Tom Carper and Mike Castle, both of whom know something about being governor, thought Markell was smart to accept the job. Carper was the Democratic governor from 1993 to 2001 before he went to the Senate, and Castle was the Republican governor from 1985 to 1993 before he moved to the House of Representatives.

They both spent time on a larger stage, too, Carper as a chair of the National Governors Association and Castle as a chair of the Southern Governors Association.

“It enables you to establish a higher profile for your state. If you happen to be the governor of a small state with fewer than a million people, it helps you maximize your opportunities. I think he saw that and acted on it,” said Carper.

“It’s a recognition by his fellow Democrats that he’s capable of helping them with their fund-raising activities, so it’s clearly a feather in his cap,” said Castle.

Still, this is one of those can’t-get-no-respect things for the political crowd at home, where the focus is, as always, on what is in it for them. One leading Republican said in surprise, “Is he? I didn’t know he was.”

It is all right with Markell. “My job is to make them care, if some of the contacts I make, make things happen here,” he said.

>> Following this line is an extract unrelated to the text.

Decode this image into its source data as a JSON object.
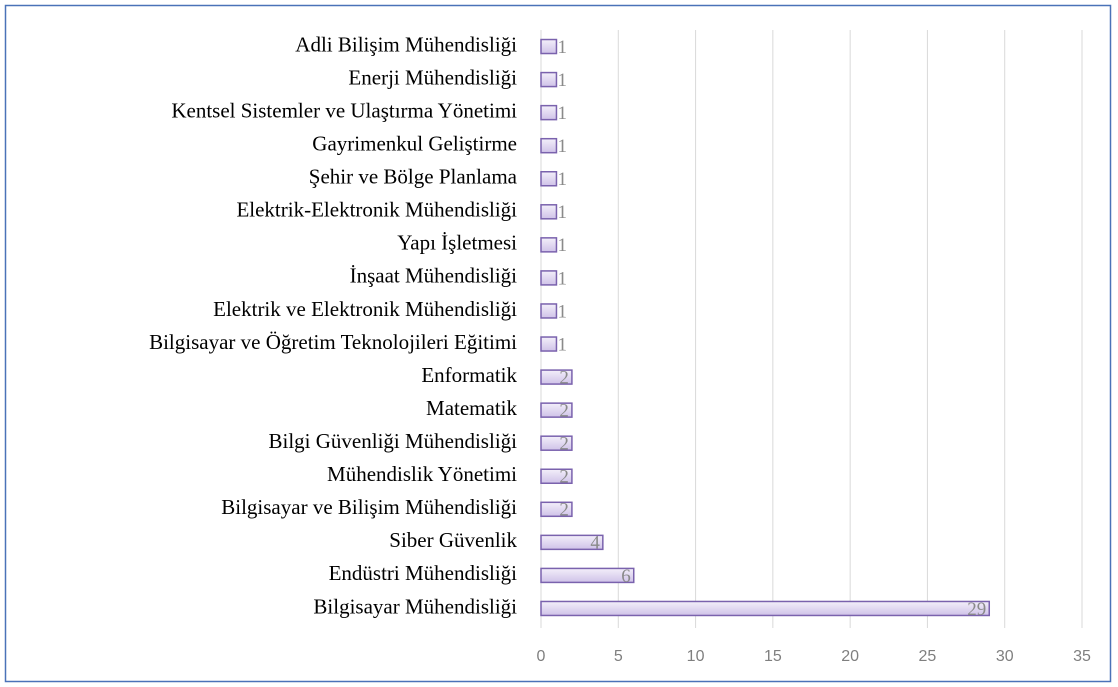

If the reward is somewhat vague, at least the risk is, too. Markell’s standing is not tied to any potential losses of the Democratic candidates. Barack Obama should be so lucky.

Markell has done some traveling — for example, he was briefly in Florida and Rhode Island this week — but it is nothing like the road show of his Republican counterpart.

The chair of the Republican Governors Association is Haley Barbour of Mississippi. He is a former chair of the national Republican Party, a possible presidential candidate in 2012 and maybe the only prominent officeholder who actually did a heck of a job after Katrina.

Barbour is about to start a “Remember November Tour” through 13 states in five days with a bunch of other frontline Republican governors. He is getting breathless coverage.

Such are the political tides. The Democrats have Markell because he figured the job could bring him a bigger profile, and the Republicans have Barbour because they figured he could bring a bigger profile to the job.